Die LP Adyton, am 25. 12.1981 In Debrecen eingespielt – Im Anschluß an erfolgreiche Konzerte auch in größerer Besetzung – bezieht ihren Namen einmal aus dem griechischen Wort für das (nicht betretbare) Allerheiligste, das innere Heiligtum des Tempels (auch der Teil des Orakels, über dem der Dreifuß stand) und ist damit das Synonym für das auch für Szabados in der Musik Kostbarste, kokettiert mit dem ersten Wortteil aber auch mit dem ungarischen Dichter Ady als Symbol für progressive Trends in der Kunst und im Denken. „Adyton” ist zunächst auf der einen Plattenseite ein Opus in 3 Sätzen, dessen 1. Satz den Eindruck von Ungewißheit und Vorgefühl ausdrückt, der sich vor einer großen rituellen Feier einstellt, mit Anklängen von Coltranes „Ascension”, einem hymnenartigen Thema, wilden und elegischen Phasen, einem sprechenden Tenorsaxophon von Mihály Dresch und einer beseelten Bratsche von Ferenc Körmendy. Der 2. Satz mit seinen von Szabados sorgfältig komponierten Themen und Rhythmen, kinderliedhaft, fröhlich, volksmusikalisch, zuweilen mit Anklängen mittelalterlicher Hofmusik, symbolisiert das Einschwingen auf Harmonien, die das Fest charakterisieren, ehe im 3. Satz ein Absturz in freie Passagen mit Kollektivimprovisationen, wilden Soli von Antal Lakatos, Tenorsaxophon und István Fekete, Trompete, eingeleitet wird, ehe wieder eine tänzerische Beruhigungsphase einsetzt. Dies alles wird von György Szabados am Flügel in kongenialer Weise punktiert, arrangiert, stimuliert, beatmet.

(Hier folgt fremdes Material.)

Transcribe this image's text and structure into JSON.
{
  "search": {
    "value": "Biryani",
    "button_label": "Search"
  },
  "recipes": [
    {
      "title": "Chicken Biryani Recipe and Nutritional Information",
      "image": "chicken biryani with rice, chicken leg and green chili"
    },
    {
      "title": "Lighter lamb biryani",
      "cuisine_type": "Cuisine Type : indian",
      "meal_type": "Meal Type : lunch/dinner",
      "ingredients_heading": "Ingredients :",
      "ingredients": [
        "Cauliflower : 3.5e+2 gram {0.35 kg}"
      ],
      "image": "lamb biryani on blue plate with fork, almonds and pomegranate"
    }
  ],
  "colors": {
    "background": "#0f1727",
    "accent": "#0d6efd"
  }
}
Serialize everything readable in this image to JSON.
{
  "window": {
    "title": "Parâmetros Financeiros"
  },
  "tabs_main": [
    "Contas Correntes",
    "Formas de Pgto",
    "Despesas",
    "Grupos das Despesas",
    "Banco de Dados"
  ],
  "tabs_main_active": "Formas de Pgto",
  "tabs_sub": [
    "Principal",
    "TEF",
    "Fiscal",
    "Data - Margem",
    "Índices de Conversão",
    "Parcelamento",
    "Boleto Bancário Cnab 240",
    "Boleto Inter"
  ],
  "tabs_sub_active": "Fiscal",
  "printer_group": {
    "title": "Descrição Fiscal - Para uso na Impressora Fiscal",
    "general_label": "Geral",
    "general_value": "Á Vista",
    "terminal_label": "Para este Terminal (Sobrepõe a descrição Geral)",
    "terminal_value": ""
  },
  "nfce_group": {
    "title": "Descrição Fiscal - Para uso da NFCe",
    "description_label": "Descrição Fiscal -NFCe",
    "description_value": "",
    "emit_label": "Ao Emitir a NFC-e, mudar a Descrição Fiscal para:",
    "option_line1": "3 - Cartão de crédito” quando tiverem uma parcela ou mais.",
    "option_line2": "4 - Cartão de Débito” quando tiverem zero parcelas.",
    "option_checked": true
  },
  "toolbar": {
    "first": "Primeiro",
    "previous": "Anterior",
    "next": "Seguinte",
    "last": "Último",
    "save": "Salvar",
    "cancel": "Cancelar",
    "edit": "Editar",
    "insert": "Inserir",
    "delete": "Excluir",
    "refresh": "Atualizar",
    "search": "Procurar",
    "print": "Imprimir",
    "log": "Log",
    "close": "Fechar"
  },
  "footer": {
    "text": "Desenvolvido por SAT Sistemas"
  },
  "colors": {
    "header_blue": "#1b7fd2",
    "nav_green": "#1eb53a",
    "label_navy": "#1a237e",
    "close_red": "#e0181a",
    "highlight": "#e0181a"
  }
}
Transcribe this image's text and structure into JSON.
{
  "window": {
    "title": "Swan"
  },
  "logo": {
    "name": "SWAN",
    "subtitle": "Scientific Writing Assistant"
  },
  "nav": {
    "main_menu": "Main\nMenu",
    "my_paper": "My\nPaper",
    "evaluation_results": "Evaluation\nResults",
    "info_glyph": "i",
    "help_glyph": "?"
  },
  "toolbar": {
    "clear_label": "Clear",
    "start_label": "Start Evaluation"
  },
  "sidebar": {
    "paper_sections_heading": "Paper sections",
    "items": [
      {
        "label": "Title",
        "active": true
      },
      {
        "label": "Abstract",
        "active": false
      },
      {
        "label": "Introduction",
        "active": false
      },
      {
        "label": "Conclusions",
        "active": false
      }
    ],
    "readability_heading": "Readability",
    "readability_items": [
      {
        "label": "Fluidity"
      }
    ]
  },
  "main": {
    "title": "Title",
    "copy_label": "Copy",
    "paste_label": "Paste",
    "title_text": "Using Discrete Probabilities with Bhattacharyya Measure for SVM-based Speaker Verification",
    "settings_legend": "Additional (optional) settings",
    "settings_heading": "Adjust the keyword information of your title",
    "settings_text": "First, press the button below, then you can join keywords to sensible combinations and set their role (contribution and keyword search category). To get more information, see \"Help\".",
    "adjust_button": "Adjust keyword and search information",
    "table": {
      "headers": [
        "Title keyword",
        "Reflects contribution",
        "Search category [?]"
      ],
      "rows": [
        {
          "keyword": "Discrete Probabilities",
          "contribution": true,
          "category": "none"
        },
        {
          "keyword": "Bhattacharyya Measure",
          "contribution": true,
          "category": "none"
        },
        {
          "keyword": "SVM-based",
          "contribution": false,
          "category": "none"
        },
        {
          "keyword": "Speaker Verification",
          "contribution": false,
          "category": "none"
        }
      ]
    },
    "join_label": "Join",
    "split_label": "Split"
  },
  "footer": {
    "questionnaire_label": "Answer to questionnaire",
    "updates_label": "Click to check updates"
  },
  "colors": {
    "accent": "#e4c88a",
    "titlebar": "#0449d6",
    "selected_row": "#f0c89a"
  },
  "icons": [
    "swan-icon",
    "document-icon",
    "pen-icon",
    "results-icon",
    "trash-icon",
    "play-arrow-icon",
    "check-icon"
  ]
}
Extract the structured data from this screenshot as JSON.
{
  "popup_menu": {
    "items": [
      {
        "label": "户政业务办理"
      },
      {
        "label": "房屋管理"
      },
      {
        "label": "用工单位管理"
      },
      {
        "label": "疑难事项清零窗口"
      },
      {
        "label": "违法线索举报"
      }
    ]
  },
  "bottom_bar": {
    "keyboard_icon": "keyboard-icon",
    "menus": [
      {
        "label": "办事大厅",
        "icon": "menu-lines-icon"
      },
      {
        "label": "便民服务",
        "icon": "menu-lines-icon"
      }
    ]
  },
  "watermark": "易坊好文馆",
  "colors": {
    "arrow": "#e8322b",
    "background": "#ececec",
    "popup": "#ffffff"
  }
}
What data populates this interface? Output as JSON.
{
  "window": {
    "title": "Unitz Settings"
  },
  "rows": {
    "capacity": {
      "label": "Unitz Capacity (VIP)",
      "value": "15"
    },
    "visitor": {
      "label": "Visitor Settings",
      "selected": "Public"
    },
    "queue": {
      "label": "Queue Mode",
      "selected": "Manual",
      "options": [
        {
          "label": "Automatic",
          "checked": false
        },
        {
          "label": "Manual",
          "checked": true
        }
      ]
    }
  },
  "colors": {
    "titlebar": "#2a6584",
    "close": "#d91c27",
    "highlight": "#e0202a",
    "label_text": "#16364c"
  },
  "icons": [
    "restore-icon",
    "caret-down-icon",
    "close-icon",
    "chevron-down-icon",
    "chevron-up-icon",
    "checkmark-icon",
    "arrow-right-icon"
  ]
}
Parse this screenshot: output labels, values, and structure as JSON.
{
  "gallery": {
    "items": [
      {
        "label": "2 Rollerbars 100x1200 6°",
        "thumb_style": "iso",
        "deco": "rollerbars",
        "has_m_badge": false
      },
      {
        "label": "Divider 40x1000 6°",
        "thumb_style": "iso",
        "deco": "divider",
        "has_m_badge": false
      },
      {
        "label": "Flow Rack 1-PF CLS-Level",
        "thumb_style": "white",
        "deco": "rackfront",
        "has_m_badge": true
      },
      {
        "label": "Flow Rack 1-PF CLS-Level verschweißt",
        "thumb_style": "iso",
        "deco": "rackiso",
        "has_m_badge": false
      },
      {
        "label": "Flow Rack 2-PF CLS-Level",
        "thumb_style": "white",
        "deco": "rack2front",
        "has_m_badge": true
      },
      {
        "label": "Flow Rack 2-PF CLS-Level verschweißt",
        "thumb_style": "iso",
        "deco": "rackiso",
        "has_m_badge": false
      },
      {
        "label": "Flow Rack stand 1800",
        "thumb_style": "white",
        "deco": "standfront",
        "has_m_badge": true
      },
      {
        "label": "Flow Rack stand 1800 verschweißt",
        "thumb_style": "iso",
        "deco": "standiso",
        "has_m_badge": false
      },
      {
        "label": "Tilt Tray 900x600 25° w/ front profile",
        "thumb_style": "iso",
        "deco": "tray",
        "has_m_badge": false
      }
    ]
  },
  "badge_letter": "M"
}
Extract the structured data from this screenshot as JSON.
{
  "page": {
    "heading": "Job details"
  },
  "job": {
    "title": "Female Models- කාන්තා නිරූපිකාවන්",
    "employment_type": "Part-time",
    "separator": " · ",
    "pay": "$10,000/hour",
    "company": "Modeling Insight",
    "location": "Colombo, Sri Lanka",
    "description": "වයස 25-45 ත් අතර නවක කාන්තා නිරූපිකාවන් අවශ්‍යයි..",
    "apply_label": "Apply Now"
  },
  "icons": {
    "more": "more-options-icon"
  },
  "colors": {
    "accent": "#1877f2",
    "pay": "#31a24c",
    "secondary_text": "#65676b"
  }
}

„Világpor” (Kosmischer Staub), inspiriert von Otto Tolnais Buch gleichen Namens, in Triobesetzung mil Sándor Vajda, Baß, und Antal Faragó Schlagzeug, ist ein Spiel mit der Dynamik, die vom Klavier über Schlagzeug und Baß läuft, einer Spannung, die spontan aus Verzögerung und Akzeleration entsteht. „Tanczene” (Tanzmusik) besitzt durch die repetierend eingesetzte linke Hand, der spröden, aber such wild dagegenhaltenden rechten Hand, mit minimalistischen Effekten, eine fast hypnotische Wirkung und zeigt recht deutlich Szabados Gespür für Struktur und Dynamik, die spontan entstehen.